The global healthcare sector remains buoyant and is expected to grow despite a challenging economic outlook. This comes as the global population shifts rapidly towards an ageing demographic, which is anticipated to drive demand for elderly care beds, particularly for full-time nursing care delivered in specialised facilities. Investors have seized upon this trend, with North American capital contributing almost 68% of the funds deployed in the past year, while France and Belgium attracted the highest levels of cross-border investments. Recognising the potential of APAC’s ageing demographic, the private sector is actively exploring opportunities in response. Acquisitions of operating assets in the APAC care sectors reached a record high of $2.8 billion in 2022.

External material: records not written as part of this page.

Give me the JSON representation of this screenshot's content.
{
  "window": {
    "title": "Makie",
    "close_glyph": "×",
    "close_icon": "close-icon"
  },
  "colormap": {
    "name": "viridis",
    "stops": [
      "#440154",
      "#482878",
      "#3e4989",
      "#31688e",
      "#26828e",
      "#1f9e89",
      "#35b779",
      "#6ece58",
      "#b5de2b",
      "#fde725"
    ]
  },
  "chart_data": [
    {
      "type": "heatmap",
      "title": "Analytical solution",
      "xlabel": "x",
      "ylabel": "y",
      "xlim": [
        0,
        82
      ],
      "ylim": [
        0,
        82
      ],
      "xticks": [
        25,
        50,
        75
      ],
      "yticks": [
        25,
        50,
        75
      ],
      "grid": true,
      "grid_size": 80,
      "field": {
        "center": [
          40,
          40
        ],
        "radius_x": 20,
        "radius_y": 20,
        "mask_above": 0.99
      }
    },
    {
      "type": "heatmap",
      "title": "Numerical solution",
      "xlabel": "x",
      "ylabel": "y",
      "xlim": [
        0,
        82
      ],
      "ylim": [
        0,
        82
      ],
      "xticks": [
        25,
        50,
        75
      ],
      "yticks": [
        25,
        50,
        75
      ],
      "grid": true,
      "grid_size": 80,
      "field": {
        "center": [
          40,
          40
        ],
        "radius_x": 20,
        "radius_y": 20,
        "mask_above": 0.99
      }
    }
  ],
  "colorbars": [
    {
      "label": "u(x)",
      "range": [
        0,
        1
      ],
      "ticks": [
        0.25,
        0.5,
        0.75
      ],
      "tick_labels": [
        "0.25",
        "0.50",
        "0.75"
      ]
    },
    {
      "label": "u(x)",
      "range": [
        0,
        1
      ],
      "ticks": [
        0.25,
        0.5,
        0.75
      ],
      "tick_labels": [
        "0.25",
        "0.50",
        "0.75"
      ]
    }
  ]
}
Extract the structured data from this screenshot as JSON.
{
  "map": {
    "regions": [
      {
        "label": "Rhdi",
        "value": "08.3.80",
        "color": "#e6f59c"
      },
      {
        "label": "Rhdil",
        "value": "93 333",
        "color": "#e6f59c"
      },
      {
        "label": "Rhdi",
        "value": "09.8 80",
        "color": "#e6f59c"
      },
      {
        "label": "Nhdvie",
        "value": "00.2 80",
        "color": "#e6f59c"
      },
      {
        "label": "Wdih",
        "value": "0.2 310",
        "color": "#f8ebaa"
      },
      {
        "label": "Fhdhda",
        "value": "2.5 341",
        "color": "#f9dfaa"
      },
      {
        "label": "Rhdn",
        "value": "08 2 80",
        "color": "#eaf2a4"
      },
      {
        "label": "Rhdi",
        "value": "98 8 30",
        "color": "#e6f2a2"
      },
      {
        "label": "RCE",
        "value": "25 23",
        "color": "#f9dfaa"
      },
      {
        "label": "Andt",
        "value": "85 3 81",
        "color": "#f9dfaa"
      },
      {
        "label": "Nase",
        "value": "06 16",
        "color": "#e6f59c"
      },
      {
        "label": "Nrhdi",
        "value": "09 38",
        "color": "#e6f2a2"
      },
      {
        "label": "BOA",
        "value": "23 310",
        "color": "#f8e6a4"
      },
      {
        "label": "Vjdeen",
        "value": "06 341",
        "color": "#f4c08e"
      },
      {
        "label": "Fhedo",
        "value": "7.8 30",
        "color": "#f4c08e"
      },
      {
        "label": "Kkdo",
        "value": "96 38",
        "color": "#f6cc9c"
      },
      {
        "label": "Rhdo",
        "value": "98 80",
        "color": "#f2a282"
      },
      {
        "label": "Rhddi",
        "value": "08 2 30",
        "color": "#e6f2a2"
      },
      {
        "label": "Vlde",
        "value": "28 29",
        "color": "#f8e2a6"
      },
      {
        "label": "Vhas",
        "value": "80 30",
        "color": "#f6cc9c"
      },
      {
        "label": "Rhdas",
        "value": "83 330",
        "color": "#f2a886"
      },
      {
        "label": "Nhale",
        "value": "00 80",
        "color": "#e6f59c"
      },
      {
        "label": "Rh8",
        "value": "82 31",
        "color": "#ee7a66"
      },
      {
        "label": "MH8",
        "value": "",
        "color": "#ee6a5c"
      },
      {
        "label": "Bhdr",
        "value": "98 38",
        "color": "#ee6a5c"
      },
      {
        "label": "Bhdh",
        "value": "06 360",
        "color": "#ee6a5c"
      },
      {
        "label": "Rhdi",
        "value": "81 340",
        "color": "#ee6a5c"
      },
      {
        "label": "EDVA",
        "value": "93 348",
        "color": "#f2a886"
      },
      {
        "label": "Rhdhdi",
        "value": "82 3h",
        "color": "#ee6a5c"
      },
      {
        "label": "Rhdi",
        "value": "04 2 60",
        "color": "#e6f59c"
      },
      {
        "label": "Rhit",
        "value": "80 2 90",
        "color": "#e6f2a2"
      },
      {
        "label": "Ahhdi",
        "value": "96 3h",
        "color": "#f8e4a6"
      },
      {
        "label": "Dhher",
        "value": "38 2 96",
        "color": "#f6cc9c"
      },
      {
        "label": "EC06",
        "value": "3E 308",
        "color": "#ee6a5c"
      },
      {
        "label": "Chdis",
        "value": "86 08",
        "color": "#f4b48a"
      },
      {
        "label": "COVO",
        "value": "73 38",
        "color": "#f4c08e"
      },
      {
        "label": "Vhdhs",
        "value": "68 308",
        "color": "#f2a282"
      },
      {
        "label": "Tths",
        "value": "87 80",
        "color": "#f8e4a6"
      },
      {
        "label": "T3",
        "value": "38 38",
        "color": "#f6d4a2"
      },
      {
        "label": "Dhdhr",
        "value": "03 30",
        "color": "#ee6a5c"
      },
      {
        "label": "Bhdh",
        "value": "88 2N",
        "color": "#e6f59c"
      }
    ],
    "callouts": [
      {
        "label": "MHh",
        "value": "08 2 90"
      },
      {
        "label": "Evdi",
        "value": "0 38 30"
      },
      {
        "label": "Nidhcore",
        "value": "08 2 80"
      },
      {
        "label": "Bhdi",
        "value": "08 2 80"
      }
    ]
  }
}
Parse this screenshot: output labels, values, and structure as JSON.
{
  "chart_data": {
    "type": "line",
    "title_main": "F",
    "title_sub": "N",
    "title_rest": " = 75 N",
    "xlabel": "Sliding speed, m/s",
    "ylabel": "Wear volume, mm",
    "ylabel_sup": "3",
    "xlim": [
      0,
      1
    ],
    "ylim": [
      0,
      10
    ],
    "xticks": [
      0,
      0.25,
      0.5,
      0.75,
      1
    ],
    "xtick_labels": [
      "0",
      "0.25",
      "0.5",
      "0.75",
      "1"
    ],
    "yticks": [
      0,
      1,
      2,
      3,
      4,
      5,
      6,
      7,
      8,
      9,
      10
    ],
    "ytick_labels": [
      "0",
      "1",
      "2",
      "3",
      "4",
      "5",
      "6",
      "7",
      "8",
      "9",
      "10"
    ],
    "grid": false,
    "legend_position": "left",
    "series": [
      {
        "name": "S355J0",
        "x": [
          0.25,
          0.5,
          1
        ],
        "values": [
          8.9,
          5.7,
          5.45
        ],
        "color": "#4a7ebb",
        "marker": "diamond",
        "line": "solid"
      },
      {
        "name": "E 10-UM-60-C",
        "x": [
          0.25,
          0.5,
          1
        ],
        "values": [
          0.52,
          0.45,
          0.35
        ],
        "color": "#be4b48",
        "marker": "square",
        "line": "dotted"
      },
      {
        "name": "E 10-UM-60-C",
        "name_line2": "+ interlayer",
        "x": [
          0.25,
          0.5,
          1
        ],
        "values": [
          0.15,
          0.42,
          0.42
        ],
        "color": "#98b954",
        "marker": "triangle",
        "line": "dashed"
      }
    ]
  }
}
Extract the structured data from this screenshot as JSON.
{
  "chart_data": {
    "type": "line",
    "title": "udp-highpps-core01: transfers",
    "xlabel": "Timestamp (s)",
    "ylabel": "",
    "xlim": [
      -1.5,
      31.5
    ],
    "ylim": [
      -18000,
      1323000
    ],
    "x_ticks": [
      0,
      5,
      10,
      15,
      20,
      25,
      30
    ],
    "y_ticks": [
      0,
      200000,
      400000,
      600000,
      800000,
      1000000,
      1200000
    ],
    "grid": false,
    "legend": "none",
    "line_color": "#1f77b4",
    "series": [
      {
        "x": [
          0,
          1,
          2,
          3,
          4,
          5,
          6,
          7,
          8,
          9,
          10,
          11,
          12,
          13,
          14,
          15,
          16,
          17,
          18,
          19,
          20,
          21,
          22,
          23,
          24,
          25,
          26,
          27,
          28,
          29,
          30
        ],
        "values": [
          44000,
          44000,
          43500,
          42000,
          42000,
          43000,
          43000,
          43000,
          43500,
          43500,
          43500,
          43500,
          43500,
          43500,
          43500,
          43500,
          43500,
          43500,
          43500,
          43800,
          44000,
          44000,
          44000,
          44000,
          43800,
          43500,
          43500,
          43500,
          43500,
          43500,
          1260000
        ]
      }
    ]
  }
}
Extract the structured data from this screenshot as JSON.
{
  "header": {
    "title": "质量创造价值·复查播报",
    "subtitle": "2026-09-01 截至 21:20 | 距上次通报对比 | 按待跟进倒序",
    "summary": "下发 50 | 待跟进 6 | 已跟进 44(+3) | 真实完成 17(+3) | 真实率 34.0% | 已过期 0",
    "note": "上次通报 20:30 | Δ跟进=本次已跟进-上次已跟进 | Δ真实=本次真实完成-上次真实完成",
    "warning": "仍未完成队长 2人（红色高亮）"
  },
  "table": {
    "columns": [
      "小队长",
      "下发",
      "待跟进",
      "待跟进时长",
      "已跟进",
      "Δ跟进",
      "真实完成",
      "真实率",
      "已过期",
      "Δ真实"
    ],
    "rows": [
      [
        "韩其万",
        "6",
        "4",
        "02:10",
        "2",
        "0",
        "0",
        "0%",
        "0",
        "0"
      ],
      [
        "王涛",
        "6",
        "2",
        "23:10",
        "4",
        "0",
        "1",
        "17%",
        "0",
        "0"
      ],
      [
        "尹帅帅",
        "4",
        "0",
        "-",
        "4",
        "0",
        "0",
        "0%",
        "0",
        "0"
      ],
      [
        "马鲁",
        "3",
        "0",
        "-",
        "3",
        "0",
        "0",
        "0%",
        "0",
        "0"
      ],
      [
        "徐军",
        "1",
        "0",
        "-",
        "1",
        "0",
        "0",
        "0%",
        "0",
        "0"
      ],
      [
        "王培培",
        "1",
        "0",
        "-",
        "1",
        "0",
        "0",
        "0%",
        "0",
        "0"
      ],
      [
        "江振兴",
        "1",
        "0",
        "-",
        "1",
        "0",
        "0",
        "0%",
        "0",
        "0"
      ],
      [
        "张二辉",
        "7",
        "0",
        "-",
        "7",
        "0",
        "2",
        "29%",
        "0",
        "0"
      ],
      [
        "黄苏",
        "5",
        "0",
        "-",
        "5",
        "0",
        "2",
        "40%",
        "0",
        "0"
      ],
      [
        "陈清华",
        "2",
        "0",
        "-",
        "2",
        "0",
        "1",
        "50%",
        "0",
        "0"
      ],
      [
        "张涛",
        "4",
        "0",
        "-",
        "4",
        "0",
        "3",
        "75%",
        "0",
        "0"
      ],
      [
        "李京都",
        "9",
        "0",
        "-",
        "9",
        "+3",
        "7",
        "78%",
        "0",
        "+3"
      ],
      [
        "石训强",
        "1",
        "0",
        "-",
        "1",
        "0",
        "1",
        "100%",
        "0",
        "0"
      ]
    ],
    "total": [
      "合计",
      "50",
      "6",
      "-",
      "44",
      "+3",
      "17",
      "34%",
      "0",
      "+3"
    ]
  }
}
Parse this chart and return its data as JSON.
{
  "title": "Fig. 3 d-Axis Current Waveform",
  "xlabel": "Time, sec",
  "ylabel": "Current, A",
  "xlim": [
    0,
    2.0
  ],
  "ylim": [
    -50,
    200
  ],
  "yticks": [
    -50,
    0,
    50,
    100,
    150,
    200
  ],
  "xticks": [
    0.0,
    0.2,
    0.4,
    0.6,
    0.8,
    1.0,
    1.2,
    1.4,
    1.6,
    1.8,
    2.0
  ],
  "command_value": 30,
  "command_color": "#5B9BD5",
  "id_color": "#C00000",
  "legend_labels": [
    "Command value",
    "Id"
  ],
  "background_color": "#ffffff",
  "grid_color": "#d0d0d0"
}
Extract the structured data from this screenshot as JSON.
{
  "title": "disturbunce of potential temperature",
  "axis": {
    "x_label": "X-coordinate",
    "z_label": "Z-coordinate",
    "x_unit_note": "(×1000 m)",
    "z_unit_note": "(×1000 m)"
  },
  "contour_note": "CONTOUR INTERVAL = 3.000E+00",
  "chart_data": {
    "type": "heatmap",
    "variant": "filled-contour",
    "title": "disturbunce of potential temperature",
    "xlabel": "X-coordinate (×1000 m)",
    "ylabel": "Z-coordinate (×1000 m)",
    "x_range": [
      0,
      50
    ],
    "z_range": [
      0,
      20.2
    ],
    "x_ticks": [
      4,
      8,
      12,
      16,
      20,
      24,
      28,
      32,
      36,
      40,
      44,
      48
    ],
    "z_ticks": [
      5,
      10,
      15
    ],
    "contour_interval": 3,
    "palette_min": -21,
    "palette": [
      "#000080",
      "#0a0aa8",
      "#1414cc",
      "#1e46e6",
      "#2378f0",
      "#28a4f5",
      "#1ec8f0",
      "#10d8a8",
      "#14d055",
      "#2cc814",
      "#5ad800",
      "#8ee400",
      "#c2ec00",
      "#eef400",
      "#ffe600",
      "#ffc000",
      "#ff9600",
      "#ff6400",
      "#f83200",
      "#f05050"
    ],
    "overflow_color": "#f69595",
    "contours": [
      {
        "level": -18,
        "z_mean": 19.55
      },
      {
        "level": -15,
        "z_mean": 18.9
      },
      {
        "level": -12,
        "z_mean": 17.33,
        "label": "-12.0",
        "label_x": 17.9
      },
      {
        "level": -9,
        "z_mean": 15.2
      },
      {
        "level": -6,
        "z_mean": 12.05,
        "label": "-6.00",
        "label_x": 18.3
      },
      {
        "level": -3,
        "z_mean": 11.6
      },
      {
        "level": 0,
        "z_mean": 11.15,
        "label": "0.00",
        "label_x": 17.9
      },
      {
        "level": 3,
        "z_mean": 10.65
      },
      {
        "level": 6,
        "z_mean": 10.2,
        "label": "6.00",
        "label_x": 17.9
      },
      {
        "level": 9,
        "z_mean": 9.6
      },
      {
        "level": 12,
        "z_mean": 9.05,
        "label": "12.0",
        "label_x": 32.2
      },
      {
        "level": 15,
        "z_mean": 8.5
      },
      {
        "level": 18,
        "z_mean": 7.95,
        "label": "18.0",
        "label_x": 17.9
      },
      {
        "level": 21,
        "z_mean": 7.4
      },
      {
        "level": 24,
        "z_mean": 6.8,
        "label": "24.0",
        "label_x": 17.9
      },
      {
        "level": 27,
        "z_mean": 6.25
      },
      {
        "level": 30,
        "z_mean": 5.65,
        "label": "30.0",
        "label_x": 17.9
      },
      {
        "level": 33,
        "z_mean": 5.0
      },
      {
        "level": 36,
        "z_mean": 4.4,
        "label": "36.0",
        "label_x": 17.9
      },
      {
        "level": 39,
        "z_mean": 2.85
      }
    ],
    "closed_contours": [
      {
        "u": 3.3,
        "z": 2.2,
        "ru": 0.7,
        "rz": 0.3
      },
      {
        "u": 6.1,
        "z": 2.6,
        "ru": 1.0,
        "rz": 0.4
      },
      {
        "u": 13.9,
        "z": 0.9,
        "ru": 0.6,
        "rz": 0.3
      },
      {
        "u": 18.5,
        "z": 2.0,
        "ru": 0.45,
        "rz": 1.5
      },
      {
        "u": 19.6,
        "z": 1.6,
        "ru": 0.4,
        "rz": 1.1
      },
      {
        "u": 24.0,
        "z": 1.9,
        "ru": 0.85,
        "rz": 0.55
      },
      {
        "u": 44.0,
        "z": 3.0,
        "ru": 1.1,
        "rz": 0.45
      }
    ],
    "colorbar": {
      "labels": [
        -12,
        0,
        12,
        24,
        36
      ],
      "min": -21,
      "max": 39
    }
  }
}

Julian Evans, partner and head of healthcare at Knight Frank, said, “Broad in its coverage, the case for investment in the healthcare sector remains consistent not only across its various sub-sectors but also across geographic borders. Supported by an ageing population across the globe and shifting demographic trends, the healthcare sector is seeing increased demand for long-term care facilities. Furthermore, as private equity, REITS and institutional investors continue to chase the strong, long income generated, there is growing interest in healthcare’s capabilities to aid ESG investing strategies.”